粗粒度模型在研究蛋白质折叠和DNA杂交等慢动力学过程的生物分子建模任务中已经变得普遍存在。这些模型可以大大加快采样速度，但准确有效地恢复全原子细节到粗粒度轨迹仍然具有挑战性，这对于详细理解分子机制和计算全原子坐标下的观测值至关重要。在这项工作中，我们将FlowBack作为一种深度生成模型引入，该模型采用流匹配目标将样本从粗粒度先验分布映射到全原子数据分布。我们构建先验分布，使其与粗粒度图谱和分子类型无关。与以前的生成和基于规则的方法相比，在静态PDB结构、快速折叠蛋白质的全原子模拟和由机器学习力场生成的粗粒度轨迹的应用中，对来自蛋白质数据库的~ 65k结构进行训练的蛋白质特异性模型在结构指标上实现了最先进的性能。在~ 1.5k dna -蛋白质复合物上训练的dna -蛋白质模型在来自蛋白质数据库的静态dna -蛋白质复合物以及分布外的粗粒度dna -蛋白质复合物的动态模拟上实现了出色的重建和生成能力。FlowBack提供了一种准确、高效、易于使用的工具，可以从粗粒度的分子模拟中恢复全原子结构，与以前的方法相比，具有更高的鲁棒性和更少的空间冲突。我们将FlowBack作为开源Python包免费提供给社区。

本文章由计算机程序翻译，如有差异，请以英文原文为准。

求助全文

约1分钟内获得全文去求助

来源期刊

Journal of Chemical Information and Modeling 化学-化学综合

CiteScore

9.80

自引率

10.70%

发文量

529

审稿时长

1.4 months

期刊介绍： The Journal of Chemical Information and Modeling publishes papers reporting new methodology and/or important applications in the fields of chemical informatics and molecular modeling. Specific topics include the representation and computer-based searching of chemical databases, molecular modeling, computer-aided molecular design of new materials, catalysts, or ligands, development of new computational methods or efficient algorithms for chemical software, and biopharmaceutical chemistry including analyses of biological activity and other issues related to drug discovery.

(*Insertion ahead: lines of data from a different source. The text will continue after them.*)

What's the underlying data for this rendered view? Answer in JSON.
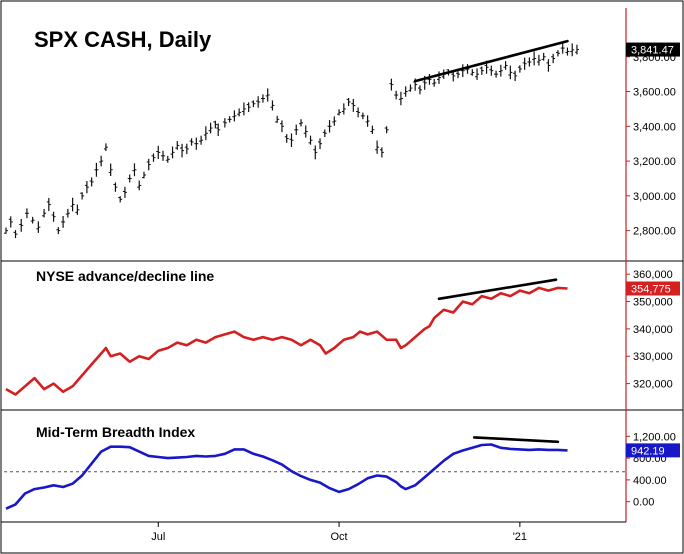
{
  "chart_data": [
    {
      "type": "line",
      "title": "SPX CASH, Daily",
      "y_ticks": [
        "3,800.00",
        "3,600.00",
        "3,400.00",
        "3,200.00",
        "3,000.00",
        "2,800.00"
      ],
      "y_tick_values": [
        3800,
        3600,
        3400,
        3200,
        3000,
        2800
      ],
      "ylim": [
        2700,
        4000
      ],
      "last_value_label": "3,841.47",
      "last_value": 3841.47,
      "style": "ohlc-bars",
      "series": [
        {
          "x": [
            0,
            5,
            10,
            16,
            22,
            28,
            34,
            40,
            45,
            50,
            55,
            60,
            65,
            70,
            75,
            80,
            85,
            90,
            95,
            100,
            105,
            110,
            115,
            120,
            125,
            130,
            135,
            140,
            145,
            150,
            155,
            160,
            165,
            170,
            175,
            180,
            185,
            190,
            195,
            200,
            205,
            210,
            215,
            220,
            223,
            230,
            235,
            240,
            245,
            250,
            255,
            260,
            265,
            270,
            275,
            280,
            285,
            290,
            295,
            300,
            305,
            310,
            315,
            320,
            325,
            330,
            335,
            340,
            345,
            350,
            355,
            360,
            365,
            370,
            375,
            380,
            385,
            390,
            395,
            400,
            405,
            410,
            415,
            420,
            425,
            430,
            435,
            440,
            445,
            450,
            455,
            460,
            465,
            470,
            475,
            480,
            485,
            490,
            495,
            500,
            505,
            510,
            515,
            520,
            525,
            530,
            535,
            540,
            545,
            550,
            555,
            560,
            565,
            570,
            575,
            580,
            585,
            590,
            595,
            600
          ],
          "values": [
            2800,
            2850,
            2780,
            2830,
            2900,
            2860,
            2820,
            2900,
            2950,
            2880,
            2800,
            2850,
            2900,
            2950,
            2920,
            3000,
            3050,
            3080,
            3150,
            3200,
            3280,
            3150,
            3050,
            2980,
            3020,
            3100,
            3150,
            3060,
            3120,
            3180,
            3220,
            3250,
            3230,
            3210,
            3250,
            3290,
            3260,
            3270,
            3310,
            3300,
            3320,
            3360,
            3390,
            3410,
            3380,
            3420,
            3440,
            3460,
            3480,
            3500,
            3510,
            3530,
            3540,
            3560,
            3580,
            3520,
            3440,
            3400,
            3330,
            3320,
            3380,
            3420,
            3370,
            3320,
            3250,
            3300,
            3360,
            3400,
            3430,
            3480,
            3500,
            3540,
            3520,
            3480,
            3460,
            3430,
            3380,
            3280,
            3250,
            3380,
            3640,
            3580,
            3560,
            3600,
            3620,
            3640,
            3610,
            3650,
            3670,
            3650,
            3680,
            3700,
            3710,
            3690,
            3700,
            3720,
            3730,
            3710,
            3700,
            3720,
            3740,
            3720,
            3700,
            3720,
            3750,
            3710,
            3690,
            3730,
            3760,
            3770,
            3790,
            3780,
            3800,
            3750,
            3790,
            3820,
            3850,
            3830,
            3840,
            3841.47
          ]
        }
      ],
      "trendline": {
        "x": [
          430,
          590
        ],
        "y": [
          3660,
          3890
        ]
      }
    },
    {
      "type": "line",
      "title": "NYSE advance/decline line",
      "y_ticks": [
        "360,000",
        "350,000",
        "340,000",
        "330,000",
        "320,000"
      ],
      "y_tick_values": [
        360000,
        350000,
        340000,
        330000,
        320000
      ],
      "ylim": [
        314000,
        363000
      ],
      "last_value_label": "354,775",
      "last_value": 354775,
      "series": [
        {
          "color": "#d42020",
          "x": [
            0,
            10,
            20,
            30,
            40,
            50,
            60,
            70,
            80,
            90,
            100,
            105,
            110,
            120,
            130,
            140,
            150,
            160,
            170,
            180,
            190,
            200,
            210,
            220,
            230,
            240,
            250,
            260,
            270,
            280,
            290,
            300,
            310,
            320,
            330,
            336,
            345,
            355,
            365,
            372,
            380,
            390,
            400,
            410,
            415,
            420,
            430,
            440,
            445,
            450,
            460,
            470,
            480,
            490,
            500,
            510,
            520,
            530,
            540,
            550,
            560,
            570,
            580,
            590
          ],
          "values": [
            318000,
            316000,
            319000,
            322000,
            318000,
            320000,
            317000,
            319000,
            323000,
            327000,
            331000,
            333000,
            330000,
            331000,
            328000,
            330000,
            329000,
            332000,
            333000,
            335000,
            334000,
            336000,
            335000,
            337000,
            338000,
            339000,
            337000,
            336000,
            337000,
            336000,
            337000,
            336000,
            334000,
            336000,
            334000,
            331000,
            333000,
            336000,
            337000,
            339000,
            338000,
            339000,
            336000,
            336000,
            333000,
            334000,
            337000,
            340000,
            341000,
            344000,
            347000,
            346000,
            350000,
            349000,
            352000,
            351000,
            353000,
            352000,
            354000,
            353000,
            355000,
            354000,
            355000,
            354775
          ]
        }
      ],
      "trendline": {
        "x": [
          455,
          578
        ],
        "y": [
          351000,
          358000
        ]
      }
    },
    {
      "type": "line",
      "title": "Mid-Term Breadth Index",
      "y_ticks": [
        "1,200.00",
        "800.00",
        "400.00",
        "0.00"
      ],
      "y_tick_values": [
        1200,
        800,
        400,
        0
      ],
      "ylim": [
        -300,
        1500
      ],
      "reference_line": 550,
      "last_value_label": "942.19",
      "last_value": 942.19,
      "series": [
        {
          "color": "#1818c8",
          "x": [
            0,
            10,
            20,
            30,
            40,
            50,
            60,
            70,
            80,
            90,
            100,
            110,
            120,
            130,
            140,
            150,
            160,
            170,
            180,
            190,
            200,
            210,
            220,
            230,
            240,
            250,
            260,
            270,
            280,
            290,
            300,
            310,
            320,
            330,
            340,
            350,
            360,
            370,
            380,
            390,
            400,
            410,
            415,
            420,
            430,
            440,
            450,
            460,
            470,
            480,
            490,
            500,
            510,
            520,
            530,
            540,
            550,
            560,
            570,
            580,
            590
          ],
          "values": [
            -130,
            -50,
            150,
            230,
            260,
            300,
            270,
            330,
            480,
            700,
            920,
            1010,
            1010,
            1000,
            920,
            840,
            820,
            800,
            810,
            820,
            840,
            830,
            840,
            880,
            960,
            960,
            880,
            830,
            760,
            680,
            560,
            470,
            400,
            350,
            250,
            180,
            230,
            320,
            430,
            480,
            460,
            360,
            280,
            230,
            300,
            450,
            600,
            750,
            880,
            940,
            990,
            1040,
            1050,
            990,
            970,
            960,
            950,
            960,
            950,
            950,
            942.19
          ]
        }
      ],
      "trendline": {
        "x": [
          492,
          580
        ],
        "y": [
          1180,
          1100
        ]
      }
    }
  ],
  "x_axis": {
    "ticks": [
      "Jul",
      "Oct",
      "'21"
    ],
    "tick_positions": [
      160,
      350,
      540
    ],
    "xlim": [
      0,
      620
    ]
  }
}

Astute chemists, computer scientists, and information specialists look to this monthly’s insightful research studies, programming innovations, and software reviews to keep current with advances in this integral, multidisciplinary field. As a subscriber you’ll stay abreast of database search systems, use of graph theory in chemical problems, substructure search systems, pattern recognition and clustering, analysis of chemical and physical data, molecular modeling, graphics and natural language interfaces, bibliometric and citation analysis, and synthesis design and reactions databases.